Lectins are proteins that bind specifically to carbohydrates, and induce cell agglutination. We can use lectins to agglutinate exosomes and pellet them by centrifugation with a relatively low G-force. Finally, the easiest but most expensive precipitation-based methods include a range of commercially available reagents and kits.
Immunoaffinity-Based Exosome Capture
Because exosomes are rich in proteins and contain many receptors on their surfaces, the ultimate exosome isolation technique involves capturing them with antibodies. You can achieve this using antibodies specific for some of the most common exosomal protein markers, such as: CD9, CD81, CD63, CD82, Hsp70, Ras-related protein Rab-5b, cytoskeletal protein actin and TSG101.
You can use specific antibodies to these exosomal markers to select desired exosome population (immunoenrichment) or to trap unwanted exosome populations (negative selection or immunodepletion). Because exosomes are very heterogeneous in accordance to their origin, abundance of these markers on different exosomes also varies. So, you may use combination of specific antibodies to capture different types of exosomes from your sample. We do this by immobilizing these antibodies on ELISA plates, magnetic and chromatography beads, or use them in microfluidic devices.
Immunoaffinity techniques have the potential for high specificity, something you should consider if you are characterizing unique exosome populations. However, because some markers are possibly not represented or recognized on all exosomes within your sample, this high selectivity comes with a price. That is, we get lower yields compared to methods that rely on physical properties. Even so, this method produces the purest exosomes.
You Have Your Exosomes, Now What?
So, why would you go through all this trouble to study exosomes? Well, exosomes have gained significant interest in recent years, not only because they are involved in many biological processes, but also because accumulating evidence indicates that they are associated with malignant transformation of cells. Furthermore, their appearance in body fluids such as urine, milk, blood, semen, and plasma warrants further study into their potential as valuable biomarkers for disease and to aid the development of new therapeutics.

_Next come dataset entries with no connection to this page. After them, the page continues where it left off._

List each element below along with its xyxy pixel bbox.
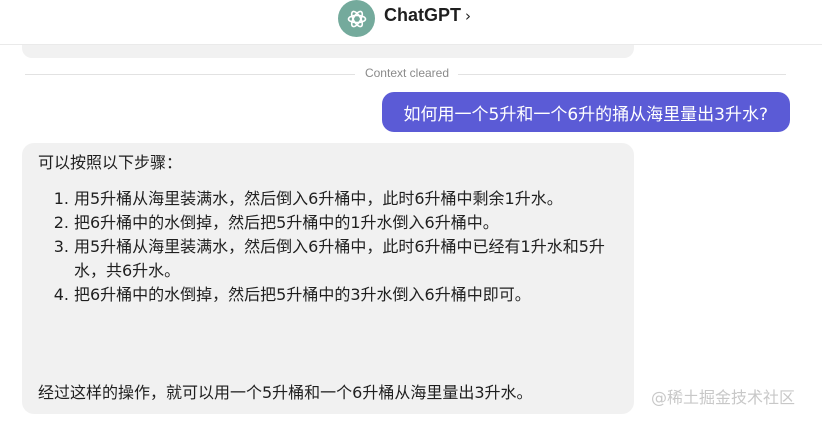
divider-line-left — [25, 74, 355, 75]
list-item: 2. 把6升桶中的水倒掉，然后把5升桶中的1升水倒入6升桶中。 — [38, 211, 620, 235]
step-number: 1. — [53, 189, 69, 208]
assistant-message-bubble: 可以按照以下步骤： 1. 用5升桶从海里装满水，然后倒入6升桶中，此时6升桶中剩… — [22, 143, 634, 414]
steps-list: 1. 用5升桶从海里装满水，然后倒入6升桶中，此时6升桶中剩余1升水。 2. 把… — [38, 187, 620, 307]
openai-logo-glyph — [347, 10, 366, 27]
list-item: 4. 把6升桶中的水倒掉，然后把5升桶中的3升水倒入6升桶中即可。 — [38, 283, 620, 307]
list-item: 1. 用5升桶从海里装满水，然后倒入6升桶中，此时6升桶中剩余1升水。 — [38, 187, 620, 211]
step-text: 把6升桶中的水倒掉，然后把5升桶中的3升水倒入6升桶中即可。 — [74, 285, 531, 304]
chat-header: ChatGPT › — [0, 0, 822, 45]
watermark-text: @稀土掘金技术社区 — [651, 388, 796, 407]
user-message-text: 如何用一个5升和一个6升的捅从海里量出3升水? — [403, 104, 768, 125]
assistant-intro-text: 可以按照以下步骤： — [38, 153, 183, 172]
openai-logo-icon — [338, 0, 375, 37]
divider-line-right — [458, 74, 786, 75]
chevron-right-icon: › — [465, 7, 472, 25]
model-selector[interactable]: ChatGPT › — [384, 5, 471, 26]
step-number: 2. — [53, 213, 69, 232]
step-number: 4. — [53, 285, 69, 304]
list-item: 3. 用5升桶从海里装满水，然后倒入6升桶中，此时6升桶中已经有1升水和5升水，… — [38, 235, 620, 283]
step-text: 用5升桶从海里装满水，然后倒入6升桶中，此时6升桶中剩余1升水。 — [74, 189, 563, 208]
step-text: 用5升桶从海里装满水，然后倒入6升桶中，此时6升桶中已经有1升水和5升水，共6升… — [74, 237, 605, 280]
step-number: 3. — [53, 237, 69, 256]
context-cleared-label: Context cleared — [364, 66, 450, 80]
user-message-bubble: 如何用一个5升和一个6升的捅从海里量出3升水? — [381, 92, 790, 132]
step-text: 把6升桶中的水倒掉，然后把5升桶中的1升水倒入6升桶中。 — [74, 213, 499, 232]
assistant-conclusion-text: 经过这样的操作，就可以用一个5升桶和一个6升桶从海里量出3升水。 — [38, 383, 533, 402]
app-title: ChatGPT — [384, 5, 462, 25]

If this article intrigued you, and you want to study these phenomenal tiny vesicles, remember that each isolation technique has its advantages and disadvantages. Each technique exploits one or more unique exosomes traits, such as density, shape, size, and surface protein constitution. Also, bear in mind that you are not bound to just one isolation technique. You might find that using several techniques in combination yields the more pure exosomes from your sample type. Let the hunt begin!
- Li P, Kaslan M, Lee SH, Yao J, Gao Z. (2017) Progress in Exosome Isolation Techniques. Theranostics 7(3):789-804.
- Zeringer E Barta T, Li M, Vlassov AV. (2015) Strategies for isolation of exosomes. Cold Spring Harb Protocols 4:319-23.
- Samsonov R, Shtam T, Burdakov V, Glotov A, Tsyrlina E, Berstein L, Nosov A, Evtushenko V, Filatov M, Malek A. (2016) Lectin-induced agglutination method of urinary exosomes isolation followed by mi-RNA analysis: Application for prostate cancer diagnostic. Prostate 76(1):68-79.
- Witwer KW, Buzás EI, Bemis LT, Bora A, Lässer C, Lötvall J, Nolte-‘t Hoen EN, Piper MG, Sivaraman S, Skog J, Théry C, Wauben MH, Hochberg F. (2013) Standardization of sample collection, isolation and analysis methods in extracellular vesicle research. J Extracell Vesicles 2.